The US Food and Drug Administration has unveiled the first phase of its Transparency Initiative: a new website called FDA Basics provides the public with detailed information on what the agency does, who works there, and how regulated products are approved for the marketplace.
The effort began last spring with a Transparency Task Force, created in June 2009, in response to the Obama administration’s open-government approach and with the support of the Department of Health and Human Services, said Joshua Sharfstein, MD, FDA’s principal deputy commissioner and chair of the task force, in a media briefing on Jan. 12, 2010. The agency launched a transparency blog last year to collect comments and suggestions and has held a series of public meetings on the subject. The task force received more than 900 comments, representing the public, consumers, and industry, said Sharfstein. People seem to want to know more about the drug-approval process in detailed, consumer-friendly language, he explained. In other words, they know a lot about consumer products, but they don’t know what went into the decision-making process to allow those products to get on the shelf.
The task force used the feedback to shape its agenda and three-phase plan, the first phase being the website. The FDA Basics website includes questions and answers (the public can submit more questions as time goes on), short videos (including an “on-the-record” series featuring FDA personnel describing their daily work), and online forums in which the public can engage with FDA personnel. Topics addressed include the product areas regulated by FDA such as drugs, dietary supplements, food, medical devices, and tobacco.

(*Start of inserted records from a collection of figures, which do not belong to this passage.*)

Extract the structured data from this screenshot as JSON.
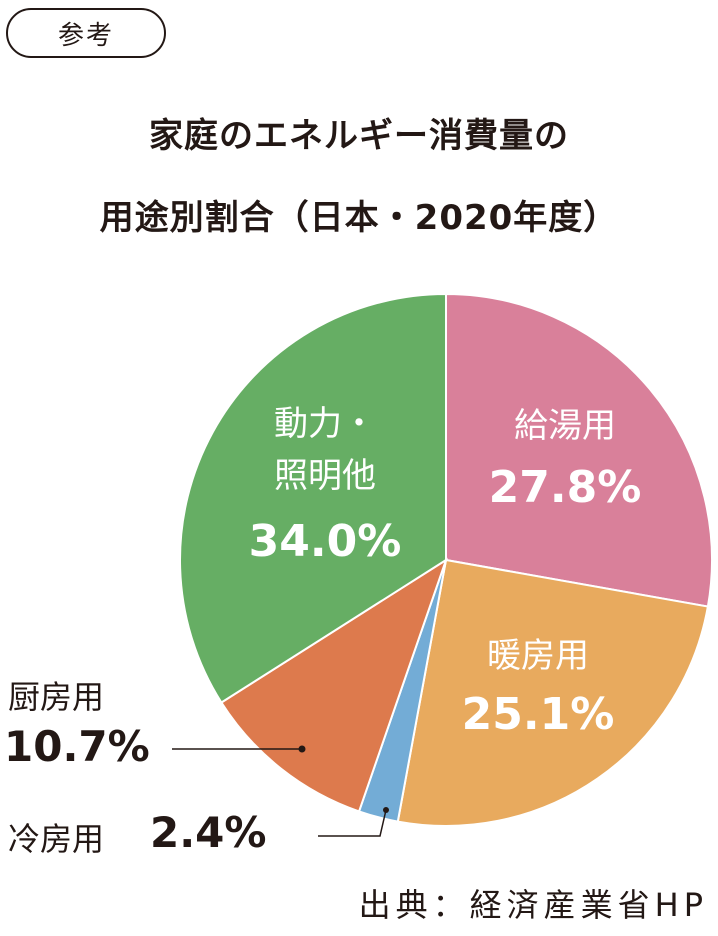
{
  "badge": "参考",
  "title_lines": [
    "家庭のエネルギー消費量の",
    "用途別割合（日本・2020年度）"
  ],
  "source": "出典：経済産業省HP",
  "chart_data": {
    "type": "pie",
    "title": "家庭のエネルギー消費量の用途別割合（日本・2020年度）",
    "slices": [
      {
        "id": "kyuto",
        "name": "給湯用",
        "value": 27.8,
        "label": "27.8%",
        "color": "#d9809a"
      },
      {
        "id": "danbo",
        "name": "暖房用",
        "value": 25.1,
        "label": "25.1%",
        "color": "#e8aa5e"
      },
      {
        "id": "reibo",
        "name": "冷房用",
        "value": 2.4,
        "label": "2.4%",
        "color": "#73acd6"
      },
      {
        "id": "chubo",
        "name": "厨房用",
        "value": 10.7,
        "label": "10.7%",
        "color": "#dd7a4d"
      },
      {
        "id": "doryoku",
        "name": "動力・照明他",
        "name_lines": [
          "動力・",
          "照明他"
        ],
        "value": 34.0,
        "label": "34.0%",
        "color": "#66ae64"
      }
    ]
  }
}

Phase 2, expected at the end of February, will involve a set of recommendations for the FDA Commissioner to make the agency’s activities more transparent, useful, and understandable to the public, according to an FDA press release. In other words, explained Sharfstein during the briefing, the task force will identify what types of information FDA can make accessible to the public regarding agency decisions on regulated products. This may include the publication of more redacted communications between the agency and industry about specific drug applications. But that is a hefty task, pointed out Sharfstein, because redaction in itself can be a complicated and lengthy process. In addition, there are so many different parts and scenarios to the application process that it will be challenging to figure out which parts should be made public and at what stage of the process.
Phase 3, expected this summer, will also involve a set of recommendations for the FDA Commissioner, with this set focusing on what information can be made more transparent to the regulated industries.
“This is a step to making FDA a more open and transparent agency,” said Sharfstein, adding that the website provides a new way for people to interact with the agency.
In fact, members of FDA’s Office of Generic Drugs review team recently published a paper on Common Deficiencies in ANDAs with PharmTech. The paper is meant to provide industry with information about the CMC section of their abbreviated new drug applications by offering concrete examples and recommendations. This is the first time the agency has provided so much detail on a typically nontransparent process.
It’s wonderful to see this kind of openness from a federal agency. The initiative can go a long way toward educating the public about what FDA does—and how—and also provide industry with real-time answers to their daily challenges, ultimately improving product quality and patient safety.